Some things related to the rewritten makelist.
1) One could add some Mma-like extensions to
other functions:
eg, sum, product could optionally take lists describing the iteration.
In fact, I need this, and will write it soon if someone else does
not do it first. I would write it as Mma's Sum and Product in lisp, but
they could be modified slightly to replace sum and product.
apply,flatten, etc. can take arguments to specify the level at which they
should be applied. Mma is sort of consistent (not perfectly) in how
it does this.
2) A related change to sum is the following. I was trying to implement a minimal Mma Sum as
Sum(expr,it) := sum(expr,it[1],0,it[2]),
which would be called like:
Sum(i^2,[i,10])
But this does not work, because it[1] is never evaluated. This makes
sense, because "x:2 ; sum(x^2,x,1,3)" would fail when x evaluates to 2.

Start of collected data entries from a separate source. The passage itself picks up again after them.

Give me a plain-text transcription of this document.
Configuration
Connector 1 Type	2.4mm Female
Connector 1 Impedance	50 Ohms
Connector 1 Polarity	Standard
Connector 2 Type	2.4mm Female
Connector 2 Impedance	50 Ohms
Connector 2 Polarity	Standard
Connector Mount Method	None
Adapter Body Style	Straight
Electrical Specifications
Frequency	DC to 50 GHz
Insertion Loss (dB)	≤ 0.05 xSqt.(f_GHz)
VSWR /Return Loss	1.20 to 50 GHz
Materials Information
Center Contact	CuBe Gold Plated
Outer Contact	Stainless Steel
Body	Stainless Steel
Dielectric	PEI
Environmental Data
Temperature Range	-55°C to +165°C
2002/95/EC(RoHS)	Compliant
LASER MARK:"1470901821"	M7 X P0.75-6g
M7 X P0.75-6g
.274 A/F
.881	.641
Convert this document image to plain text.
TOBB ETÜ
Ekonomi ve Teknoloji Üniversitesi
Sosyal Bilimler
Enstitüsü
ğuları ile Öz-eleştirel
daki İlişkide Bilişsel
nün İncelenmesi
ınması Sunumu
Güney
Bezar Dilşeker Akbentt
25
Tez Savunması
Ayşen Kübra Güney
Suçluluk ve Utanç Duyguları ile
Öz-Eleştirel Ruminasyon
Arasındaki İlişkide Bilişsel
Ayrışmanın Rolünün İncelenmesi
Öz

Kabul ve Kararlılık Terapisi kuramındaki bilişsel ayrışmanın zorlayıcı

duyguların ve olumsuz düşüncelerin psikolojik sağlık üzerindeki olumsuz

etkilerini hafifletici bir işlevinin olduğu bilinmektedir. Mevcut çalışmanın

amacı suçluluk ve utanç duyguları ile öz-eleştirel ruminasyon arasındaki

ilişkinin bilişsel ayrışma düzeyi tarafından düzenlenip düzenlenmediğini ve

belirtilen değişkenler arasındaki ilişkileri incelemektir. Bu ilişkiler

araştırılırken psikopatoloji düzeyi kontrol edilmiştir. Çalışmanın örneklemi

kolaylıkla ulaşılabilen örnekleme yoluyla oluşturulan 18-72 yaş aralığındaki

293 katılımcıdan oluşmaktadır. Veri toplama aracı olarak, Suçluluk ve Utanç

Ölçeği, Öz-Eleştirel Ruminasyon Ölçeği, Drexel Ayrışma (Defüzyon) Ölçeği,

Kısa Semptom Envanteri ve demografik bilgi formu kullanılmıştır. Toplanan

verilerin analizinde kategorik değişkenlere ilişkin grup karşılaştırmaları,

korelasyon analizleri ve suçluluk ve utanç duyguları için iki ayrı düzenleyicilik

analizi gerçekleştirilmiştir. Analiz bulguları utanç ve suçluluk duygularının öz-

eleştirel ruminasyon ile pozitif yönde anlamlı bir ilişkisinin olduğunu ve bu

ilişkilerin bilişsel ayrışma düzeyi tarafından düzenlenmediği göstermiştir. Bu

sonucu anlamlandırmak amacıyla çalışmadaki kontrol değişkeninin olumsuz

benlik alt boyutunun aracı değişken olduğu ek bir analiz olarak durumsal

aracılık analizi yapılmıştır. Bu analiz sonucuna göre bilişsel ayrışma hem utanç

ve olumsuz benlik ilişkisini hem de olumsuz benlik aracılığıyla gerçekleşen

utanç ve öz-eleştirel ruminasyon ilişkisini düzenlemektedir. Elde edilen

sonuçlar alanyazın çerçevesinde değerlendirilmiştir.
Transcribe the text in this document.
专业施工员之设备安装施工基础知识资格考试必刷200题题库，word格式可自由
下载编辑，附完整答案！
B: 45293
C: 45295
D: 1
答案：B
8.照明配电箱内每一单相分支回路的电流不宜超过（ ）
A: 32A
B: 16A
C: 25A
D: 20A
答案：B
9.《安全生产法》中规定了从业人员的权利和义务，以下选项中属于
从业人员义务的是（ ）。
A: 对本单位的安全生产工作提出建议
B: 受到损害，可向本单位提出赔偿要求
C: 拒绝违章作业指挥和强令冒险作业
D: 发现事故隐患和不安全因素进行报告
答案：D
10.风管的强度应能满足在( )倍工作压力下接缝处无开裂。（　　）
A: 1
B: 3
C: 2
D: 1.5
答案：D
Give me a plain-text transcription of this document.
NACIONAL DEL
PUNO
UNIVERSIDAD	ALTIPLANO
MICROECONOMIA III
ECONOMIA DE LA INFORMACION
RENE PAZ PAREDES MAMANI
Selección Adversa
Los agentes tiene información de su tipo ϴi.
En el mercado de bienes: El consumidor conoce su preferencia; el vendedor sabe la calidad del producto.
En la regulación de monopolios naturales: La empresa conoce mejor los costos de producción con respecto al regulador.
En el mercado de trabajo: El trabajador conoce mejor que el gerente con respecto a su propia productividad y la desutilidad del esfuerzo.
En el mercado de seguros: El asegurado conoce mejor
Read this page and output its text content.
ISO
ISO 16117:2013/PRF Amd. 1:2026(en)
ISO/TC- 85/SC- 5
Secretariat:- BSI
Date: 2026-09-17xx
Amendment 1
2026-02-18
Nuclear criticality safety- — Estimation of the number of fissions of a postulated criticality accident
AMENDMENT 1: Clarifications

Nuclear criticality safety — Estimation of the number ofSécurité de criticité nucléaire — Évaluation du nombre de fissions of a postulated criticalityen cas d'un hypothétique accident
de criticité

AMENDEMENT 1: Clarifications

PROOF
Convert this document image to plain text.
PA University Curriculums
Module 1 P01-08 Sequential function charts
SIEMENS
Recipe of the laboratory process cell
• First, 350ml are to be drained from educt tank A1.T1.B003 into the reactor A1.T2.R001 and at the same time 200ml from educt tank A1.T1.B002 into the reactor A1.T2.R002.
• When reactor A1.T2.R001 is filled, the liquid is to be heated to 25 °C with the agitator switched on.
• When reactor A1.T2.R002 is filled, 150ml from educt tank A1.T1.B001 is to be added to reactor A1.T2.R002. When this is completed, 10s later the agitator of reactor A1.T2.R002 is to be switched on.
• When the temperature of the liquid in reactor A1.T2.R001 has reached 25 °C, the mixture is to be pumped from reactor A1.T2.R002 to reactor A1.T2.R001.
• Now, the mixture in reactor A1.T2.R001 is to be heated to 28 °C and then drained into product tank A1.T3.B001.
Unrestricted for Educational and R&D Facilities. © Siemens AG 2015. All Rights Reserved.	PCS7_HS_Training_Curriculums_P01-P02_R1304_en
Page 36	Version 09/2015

I added a couple of lines to sum (in asum.lisp) that evaluate the iteration
variable only if (symbolp itvar) fails. This, then allows the above
definition of Sum. I believe there are some other Maxima functions that
could use a similar modification. But the code for sum is a bit complicated
and this might break something.
3) I have written Transpose in lisp, which could extend
Maxima transpose, except it works on nested lists, not on
Maxima matrices. (actually, I will later have it convert
input matrix to list and then return the same type as the
input) It works like this: Transpose(m) is an ordinary matrix
transpose. Transpose(m,[i_1,i_2,...]) permutes the levels
so that level i_1 becomes level 1, etc. It could be made
more efficient, but it works. I can supply the code now if
someone wants it, but I make it available soon anyway.
4) I also need to write Array, which works something like this:
Array(f,[n,m,...]) creates a nested list of dimensions n by m by ...
whose i,j,... th element is f(i,j,...) The name is somewhat confusing
because it returns a nested list, not an array. Is there already some
easy way to do this with Maxima? I think not.